Olga Bogoslovskaya

Medal record

Women's Athletics

Olympic Games

Representing the Unified Team

World Championships

Representing Russia

= Olga Bogoslovskaya =

Russian sprinter

Olga Mikhaylvna Bogoslovskaya (Ольга Михайловна Богословская; born May 20, 1964) is a retired Russian athlete who competed mainly in the 100 metres. She currently works as a sports journalist.

== Career ==
Bogoslovskaya competed for the Unified Team at the age of 28 in the 1992 Summer Olympics held in Barcelona, Spain in the 4 × 100 metres with her teammates Galina Malchugina, Marina Trandenkova and Irina Privalova who had finished third in the 100 metres.
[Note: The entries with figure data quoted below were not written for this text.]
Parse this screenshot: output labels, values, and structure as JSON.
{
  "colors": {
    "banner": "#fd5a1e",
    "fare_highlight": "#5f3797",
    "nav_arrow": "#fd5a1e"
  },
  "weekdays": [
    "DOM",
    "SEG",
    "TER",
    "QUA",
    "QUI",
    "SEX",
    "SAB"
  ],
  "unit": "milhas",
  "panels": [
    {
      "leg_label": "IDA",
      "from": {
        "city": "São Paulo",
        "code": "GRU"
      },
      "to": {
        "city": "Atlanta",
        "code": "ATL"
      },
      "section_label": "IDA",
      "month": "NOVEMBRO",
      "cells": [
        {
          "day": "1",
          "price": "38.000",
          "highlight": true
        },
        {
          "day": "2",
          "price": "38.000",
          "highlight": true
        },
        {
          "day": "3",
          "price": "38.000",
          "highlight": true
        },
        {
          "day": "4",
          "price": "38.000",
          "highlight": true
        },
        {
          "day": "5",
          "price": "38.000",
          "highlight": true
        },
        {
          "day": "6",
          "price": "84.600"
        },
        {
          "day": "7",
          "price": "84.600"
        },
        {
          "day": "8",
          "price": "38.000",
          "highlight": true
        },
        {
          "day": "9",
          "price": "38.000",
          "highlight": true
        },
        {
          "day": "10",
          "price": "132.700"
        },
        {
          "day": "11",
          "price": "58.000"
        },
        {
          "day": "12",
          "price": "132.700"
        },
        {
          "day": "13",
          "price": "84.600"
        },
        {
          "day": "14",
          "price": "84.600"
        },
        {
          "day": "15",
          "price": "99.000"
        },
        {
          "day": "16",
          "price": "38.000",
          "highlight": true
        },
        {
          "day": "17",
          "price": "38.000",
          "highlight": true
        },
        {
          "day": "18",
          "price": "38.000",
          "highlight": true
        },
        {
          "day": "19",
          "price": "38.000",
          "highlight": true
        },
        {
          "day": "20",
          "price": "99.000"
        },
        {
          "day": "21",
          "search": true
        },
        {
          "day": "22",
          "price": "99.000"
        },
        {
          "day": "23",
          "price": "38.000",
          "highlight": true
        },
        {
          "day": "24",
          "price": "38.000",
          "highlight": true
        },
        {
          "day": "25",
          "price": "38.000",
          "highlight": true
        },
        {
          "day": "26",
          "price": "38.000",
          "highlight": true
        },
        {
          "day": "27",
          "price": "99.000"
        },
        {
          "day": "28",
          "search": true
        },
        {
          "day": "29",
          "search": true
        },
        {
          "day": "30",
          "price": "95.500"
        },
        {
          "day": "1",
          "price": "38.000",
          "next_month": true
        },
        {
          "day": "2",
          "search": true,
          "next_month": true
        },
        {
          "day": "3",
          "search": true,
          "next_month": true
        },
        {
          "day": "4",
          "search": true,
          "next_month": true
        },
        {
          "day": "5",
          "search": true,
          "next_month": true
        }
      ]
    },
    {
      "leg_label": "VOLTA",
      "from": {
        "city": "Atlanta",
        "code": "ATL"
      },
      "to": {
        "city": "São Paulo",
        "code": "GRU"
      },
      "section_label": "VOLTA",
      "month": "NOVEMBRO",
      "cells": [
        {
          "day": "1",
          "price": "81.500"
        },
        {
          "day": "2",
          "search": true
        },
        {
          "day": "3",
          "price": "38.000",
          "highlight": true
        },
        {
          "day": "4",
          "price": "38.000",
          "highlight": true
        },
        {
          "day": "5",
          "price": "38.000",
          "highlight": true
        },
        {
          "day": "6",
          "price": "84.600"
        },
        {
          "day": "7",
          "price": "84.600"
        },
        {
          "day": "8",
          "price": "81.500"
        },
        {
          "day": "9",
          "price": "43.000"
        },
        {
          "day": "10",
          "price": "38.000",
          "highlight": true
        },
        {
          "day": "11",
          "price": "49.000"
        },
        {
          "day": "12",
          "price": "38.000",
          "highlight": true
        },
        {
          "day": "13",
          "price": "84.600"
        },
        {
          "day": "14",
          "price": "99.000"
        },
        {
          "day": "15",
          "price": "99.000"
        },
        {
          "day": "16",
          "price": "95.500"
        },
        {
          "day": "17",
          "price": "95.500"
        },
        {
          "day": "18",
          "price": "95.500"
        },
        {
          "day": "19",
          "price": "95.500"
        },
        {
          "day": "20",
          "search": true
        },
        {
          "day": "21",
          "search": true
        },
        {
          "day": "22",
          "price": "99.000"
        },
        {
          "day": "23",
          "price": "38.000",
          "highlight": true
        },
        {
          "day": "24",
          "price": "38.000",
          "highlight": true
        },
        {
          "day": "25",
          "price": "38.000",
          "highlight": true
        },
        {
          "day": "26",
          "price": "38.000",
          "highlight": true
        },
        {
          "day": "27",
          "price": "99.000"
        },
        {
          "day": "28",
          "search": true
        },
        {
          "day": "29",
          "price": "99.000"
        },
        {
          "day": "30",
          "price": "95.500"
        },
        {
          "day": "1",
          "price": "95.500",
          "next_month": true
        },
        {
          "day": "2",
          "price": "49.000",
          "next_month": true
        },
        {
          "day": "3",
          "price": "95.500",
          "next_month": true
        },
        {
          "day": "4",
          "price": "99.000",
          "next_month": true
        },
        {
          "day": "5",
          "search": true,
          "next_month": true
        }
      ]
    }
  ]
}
Her team recorded a time of 42.16, and she received a silver medal–second only to the United States team of Evelyn Ashford, Esther Jones, Carlette Guidry, Gwen Torrence, and Michelle Finn, who recorded a time of 42.11. She works as an athletics correspondent for Match TV and was married to Dmitry Guberniev.

==Doping disqualification==
In 1994, a doping test taken by Bogoslovskaya at the famous Cologne laboratory of Manfred Donike proved positive. The substance was obviously a steroid. After receiving a two-year disqualification and training for one more season, Bogoslovskaya decided to end her career.